Para uma melhor preservação, a casca tem 10% de sal a mais que o miolo amarelo, em média. Isso porque o produto fica em salmoura enquanto está na cura durante 2 a 3 semanas. E para protegê-lo e evitar a formação de bolor por fungos, ele é banhado em uma fina camada de parafina, semelhante à que se usava para dar firmeza aos chocolates. Mas recentemente, a parafina passou a ser substituída por uma película de resina plástica e o queijo também vem agora empacotado a vácuo, para durar mais um pouco. Para dar a cor característica da casca, são usados corantes artificiais ou naturais, feitos a base de urucum ou beterraba.

Queijo do reino deriva do holandês edam

Cabe a Portugal o que há de “reino” no queijo. Foram os portugueses que introduziram aqui o consumo do produto, que na Europa tinha nome e sabor diferente. Produzido na Holanda com o nome de queijo edam – mais claro e suave –, ele acabou sofrendo mudanças durante a viagem através do Atlântico devido ao tempo, umidade e temperatura. O resultado é que o queijo (vindo) do reino acabou sendo produzido em terras brasileiras já com essas adequações.

Apesar de a origem do nome parecer bem clara, a razão para o produto ter sido incorporado à cultura pernambucana não segue a mesma linha. Segundo a pesquisadora gastronômica Maria Lecticia Cavalcanti, o queijo só chegou ao Brasil em 1808, com a vinda da corte portuguesa. “Como é um queijo que remetia ao que era produzido pelos holandeses (queijo edam), é possível que os descendentes que permaneceram aqui após a ocupação holandesa tenham contribuído para essa incorporação. Mas não há uma comprovação”, pondera Maria Lecticia, autora de livros como Gilberto Freyre e as aventuras do paladar.
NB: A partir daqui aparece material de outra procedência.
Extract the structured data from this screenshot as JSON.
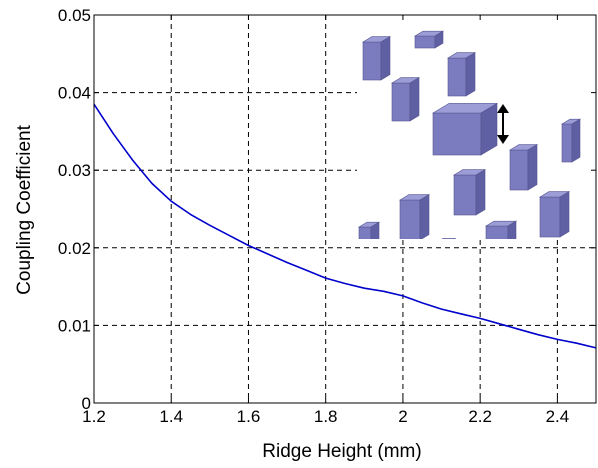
{
  "chart_data": {
    "type": "line",
    "title": "",
    "xlabel": "Ridge Height (mm)",
    "ylabel": "Coupling Coefficient",
    "xlim": [
      1.2,
      2.5
    ],
    "ylim": [
      0,
      0.05
    ],
    "grid": true,
    "x_ticks": [
      1.2,
      1.4,
      1.6,
      1.8,
      2.0,
      2.2,
      2.4
    ],
    "x_tick_labels": [
      "1.2",
      "1.4",
      "1.6",
      "1.8",
      "2",
      "2.2",
      "2.4"
    ],
    "y_ticks": [
      0,
      0.01,
      0.02,
      0.03,
      0.04,
      0.05
    ],
    "y_tick_labels": [
      "0",
      "0.01",
      "0.02",
      "0.03",
      "0.04",
      "0.05"
    ],
    "line_color": "#0000cc",
    "series": [
      {
        "x": [
          1.2,
          1.25,
          1.3,
          1.35,
          1.4,
          1.45,
          1.5,
          1.55,
          1.6,
          1.65,
          1.7,
          1.75,
          1.8,
          1.85,
          1.9,
          1.95,
          2.0,
          2.05,
          2.1,
          2.15,
          2.2,
          2.25,
          2.3,
          2.35,
          2.4,
          2.45,
          2.5
        ],
        "y": [
          0.0385,
          0.0347,
          0.0313,
          0.0283,
          0.026,
          0.0243,
          0.0229,
          0.0216,
          0.0203,
          0.0192,
          0.0181,
          0.0171,
          0.0161,
          0.0154,
          0.0148,
          0.0144,
          0.0138,
          0.0129,
          0.0121,
          0.0115,
          0.0109,
          0.0102,
          0.0095,
          0.0088,
          0.0082,
          0.0077,
          0.0071
        ]
      }
    ],
    "inset": {
      "description_icon": "ridge-array-blocks-icon",
      "block_color": "#7777bb",
      "arrow": "double-vertical-arrow-icon"
    }
  }
}
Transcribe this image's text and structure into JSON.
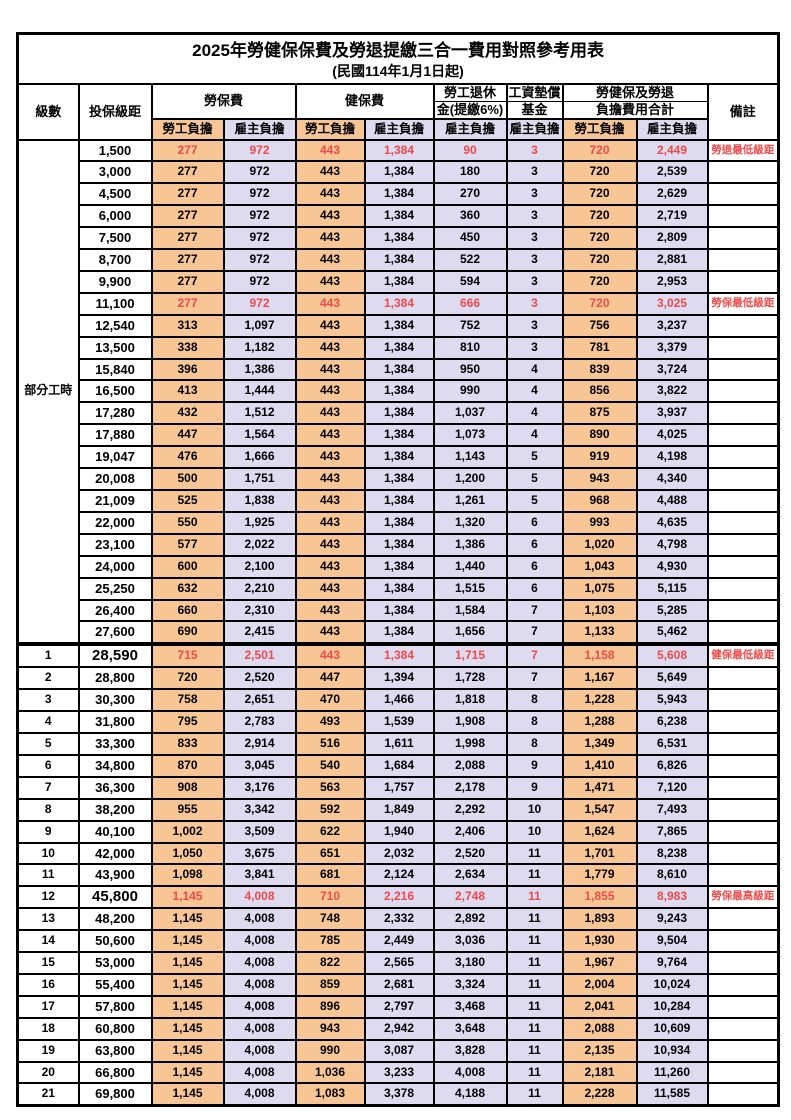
{
  "title": "2025年勞健保保費及勞退提繳三合一費用對照參考用表",
  "subtitle": "(民國114年1月1日起)",
  "colors": {
    "orange_employee_fill": "#F8C695",
    "lavender_employer_fill": "#DEDBF0",
    "highlight_red_text": "#EE4A4A",
    "border_black": "#000000"
  },
  "header": {
    "grade": "級數",
    "bracket": "投保級距",
    "labor_insurance": "勞保費",
    "health_insurance": "健保費",
    "pension_line1": "勞工退休",
    "pension_line2": "金(提繳6%)",
    "wage_fund_line1": "工資墊償",
    "wage_fund_line2": "基金",
    "total_line1": "勞健保及勞退",
    "total_line2": "負擔費用合計",
    "note": "備註",
    "employee_share": "勞工負擔",
    "employer_share": "雇主負擔"
  },
  "table": {
    "partial_time_label": "部分工時",
    "partial_time_rowspan": 23,
    "columns": [
      "grade",
      "bracket",
      "labor_employee",
      "labor_employer",
      "health_employee",
      "health_employer",
      "pension_employer",
      "wage_fund_employer",
      "total_employee",
      "total_employer",
      "note",
      "red_highlight",
      "big_bracket",
      "thick_top_border"
    ],
    "rows": [
      [
        "",
        "1,500",
        "277",
        "972",
        "443",
        "1,384",
        "90",
        "3",
        "720",
        "2,449",
        "勞退最低級距",
        1,
        0,
        0
      ],
      [
        "",
        "3,000",
        "277",
        "972",
        "443",
        "1,384",
        "180",
        "3",
        "720",
        "2,539",
        "",
        0,
        0,
        0
      ],
      [
        "",
        "4,500",
        "277",
        "972",
        "443",
        "1,384",
        "270",
        "3",
        "720",
        "2,629",
        "",
        0,
        0,
        0
      ],
      [
        "",
        "6,000",
        "277",
        "972",
        "443",
        "1,384",
        "360",
        "3",
        "720",
        "2,719",
        "",
        0,
        0,
        0
      ],
      [
        "",
        "7,500",
        "277",
        "972",
        "443",
        "1,384",
        "450",
        "3",
        "720",
        "2,809",
        "",
        0,
        0,
        0
      ],
      [
        "",
        "8,700",
        "277",
        "972",
        "443",
        "1,384",
        "522",
        "3",
        "720",
        "2,881",
        "",
        0,
        0,
        0
      ],
      [
        "",
        "9,900",
        "277",
        "972",
        "443",
        "1,384",
        "594",
        "3",
        "720",
        "2,953",
        "",
        0,
        0,
        0
      ],
      [
        "",
        "11,100",
        "277",
        "972",
        "443",
        "1,384",
        "666",
        "3",
        "720",
        "3,025",
        "勞保最低級距",
        1,
        0,
        0
      ],
      [
        "",
        "12,540",
        "313",
        "1,097",
        "443",
        "1,384",
        "752",
        "3",
        "756",
        "3,237",
        "",
        0,
        0,
        0
      ],
      [
        "",
        "13,500",
        "338",
        "1,182",
        "443",
        "1,384",
        "810",
        "3",
        "781",
        "3,379",
        "",
        0,
        0,
        0
      ],
      [
        "",
        "15,840",
        "396",
        "1,386",
        "443",
        "1,384",
        "950",
        "4",
        "839",
        "3,724",
        "",
        0,
        0,
        0
      ],
      [
        "",
        "16,500",
        "413",
        "1,444",
        "443",
        "1,384",
        "990",
        "4",
        "856",
        "3,822",
        "",
        0,
        0,
        0
      ],
      [
        "",
        "17,280",
        "432",
        "1,512",
        "443",
        "1,384",
        "1,037",
        "4",
        "875",
        "3,937",
        "",
        0,
        0,
        0
      ],
      [
        "",
        "17,880",
        "447",
        "1,564",
        "443",
        "1,384",
        "1,073",
        "4",
        "890",
        "4,025",
        "",
        0,
        0,
        0
      ],
      [
        "",
        "19,047",
        "476",
        "1,666",
        "443",
        "1,384",
        "1,143",
        "5",
        "919",
        "4,198",
        "",
        0,
        0,
        0
      ],
      [
        "",
        "20,008",
        "500",
        "1,751",
        "443",
        "1,384",
        "1,200",
        "5",
        "943",
        "4,340",
        "",
        0,
        0,
        0
      ],
      [
        "",
        "21,009",
        "525",
        "1,838",
        "443",
        "1,384",
        "1,261",
        "5",
        "968",
        "4,488",
        "",
        0,
        0,
        0
      ],
      [
        "",
        "22,000",
        "550",
        "1,925",
        "443",
        "1,384",
        "1,320",
        "6",
        "993",
        "4,635",
        "",
        0,
        0,
        0
      ],
      [
        "",
        "23,100",
        "577",
        "2,022",
        "443",
        "1,384",
        "1,386",
        "6",
        "1,020",
        "4,798",
        "",
        0,
        0,
        0
      ],
      [
        "",
        "24,000",
        "600",
        "2,100",
        "443",
        "1,384",
        "1,440",
        "6",
        "1,043",
        "4,930",
        "",
        0,
        0,
        0
      ],
      [
        "",
        "25,250",
        "632",
        "2,210",
        "443",
        "1,384",
        "1,515",
        "6",
        "1,075",
        "5,115",
        "",
        0,
        0,
        0
      ],
      [
        "",
        "26,400",
        "660",
        "2,310",
        "443",
        "1,384",
        "1,584",
        "7",
        "1,103",
        "5,285",
        "",
        0,
        0,
        0
      ],
      [
        "",
        "27,600",
        "690",
        "2,415",
        "443",
        "1,384",
        "1,656",
        "7",
        "1,133",
        "5,462",
        "",
        0,
        0,
        0
      ],
      [
        "1",
        "28,590",
        "715",
        "2,501",
        "443",
        "1,384",
        "1,715",
        "7",
        "1,158",
        "5,608",
        "健保最低級距",
        1,
        1,
        1
      ],
      [
        "2",
        "28,800",
        "720",
        "2,520",
        "447",
        "1,394",
        "1,728",
        "7",
        "1,167",
        "5,649",
        "",
        0,
        0,
        0
      ],
      [
        "3",
        "30,300",
        "758",
        "2,651",
        "470",
        "1,466",
        "1,818",
        "8",
        "1,228",
        "5,943",
        "",
        0,
        0,
        0
      ],
      [
        "4",
        "31,800",
        "795",
        "2,783",
        "493",
        "1,539",
        "1,908",
        "8",
        "1,288",
        "6,238",
        "",
        0,
        0,
        0
      ],
      [
        "5",
        "33,300",
        "833",
        "2,914",
        "516",
        "1,611",
        "1,998",
        "8",
        "1,349",
        "6,531",
        "",
        0,
        0,
        0
      ],
      [
        "6",
        "34,800",
        "870",
        "3,045",
        "540",
        "1,684",
        "2,088",
        "9",
        "1,410",
        "6,826",
        "",
        0,
        0,
        0
      ],
      [
        "7",
        "36,300",
        "908",
        "3,176",
        "563",
        "1,757",
        "2,178",
        "9",
        "1,471",
        "7,120",
        "",
        0,
        0,
        0
      ],
      [
        "8",
        "38,200",
        "955",
        "3,342",
        "592",
        "1,849",
        "2,292",
        "10",
        "1,547",
        "7,493",
        "",
        0,
        0,
        0
      ],
      [
        "9",
        "40,100",
        "1,002",
        "3,509",
        "622",
        "1,940",
        "2,406",
        "10",
        "1,624",
        "7,865",
        "",
        0,
        0,
        0
      ],
      [
        "10",
        "42,000",
        "1,050",
        "3,675",
        "651",
        "2,032",
        "2,520",
        "11",
        "1,701",
        "8,238",
        "",
        0,
        0,
        0
      ],
      [
        "11",
        "43,900",
        "1,098",
        "3,841",
        "681",
        "2,124",
        "2,634",
        "11",
        "1,779",
        "8,610",
        "",
        0,
        0,
        0
      ],
      [
        "12",
        "45,800",
        "1,145",
        "4,008",
        "710",
        "2,216",
        "2,748",
        "11",
        "1,855",
        "8,983",
        "勞保最高級距",
        1,
        1,
        0
      ],
      [
        "13",
        "48,200",
        "1,145",
        "4,008",
        "748",
        "2,332",
        "2,892",
        "11",
        "1,893",
        "9,243",
        "",
        0,
        0,
        0
      ],
      [
        "14",
        "50,600",
        "1,145",
        "4,008",
        "785",
        "2,449",
        "3,036",
        "11",
        "1,930",
        "9,504",
        "",
        0,
        0,
        0
      ],
      [
        "15",
        "53,000",
        "1,145",
        "4,008",
        "822",
        "2,565",
        "3,180",
        "11",
        "1,967",
        "9,764",
        "",
        0,
        0,
        0
      ],
      [
        "16",
        "55,400",
        "1,145",
        "4,008",
        "859",
        "2,681",
        "3,324",
        "11",
        "2,004",
        "10,024",
        "",
        0,
        0,
        0
      ],
      [
        "17",
        "57,800",
        "1,145",
        "4,008",
        "896",
        "2,797",
        "3,468",
        "11",
        "2,041",
        "10,284",
        "",
        0,
        0,
        0
      ],
      [
        "18",
        "60,800",
        "1,145",
        "4,008",
        "943",
        "2,942",
        "3,648",
        "11",
        "2,088",
        "10,609",
        "",
        0,
        0,
        0
      ],
      [
        "19",
        "63,800",
        "1,145",
        "4,008",
        "990",
        "3,087",
        "3,828",
        "11",
        "2,135",
        "10,934",
        "",
        0,
        0,
        0
      ],
      [
        "20",
        "66,800",
        "1,145",
        "4,008",
        "1,036",
        "3,233",
        "4,008",
        "11",
        "2,181",
        "11,260",
        "",
        0,
        0,
        0
      ],
      [
        "21",
        "69,800",
        "1,145",
        "4,008",
        "1,083",
        "3,378",
        "4,188",
        "11",
        "2,228",
        "11,585",
        "",
        0,
        0,
        0
      ]
    ]
  }
}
Durante décadas, o queijo foi apenas importado da Holanda através dos portugueses. Na tentativa de conservar o produto – bastante perecível para uma viagem de navio –, o queijo passou a ser embalado em latas, como é conhecido atualmente. 

Apenas no fim do século 19 foi criada a primeira fábrica de queijo do reino no País, na região da Serra da Mantiqueira, Minas Gerais. O local reunia as condições geográficas mais parecidas com as da Europa. Segundo José Osvaldo Albano do Amarante, em seu livro Queijos do Brasil e do mundo, foi o pecuarista Carlos Pereira Sá Fortes quem importou vacas holandesas, comprou maquinário alemão e holandês e contratou os técnicos Alberto Boeke e Gaspar Jong para montar a produção industrial, que permanece concentrada até hoje em Minas Gerais.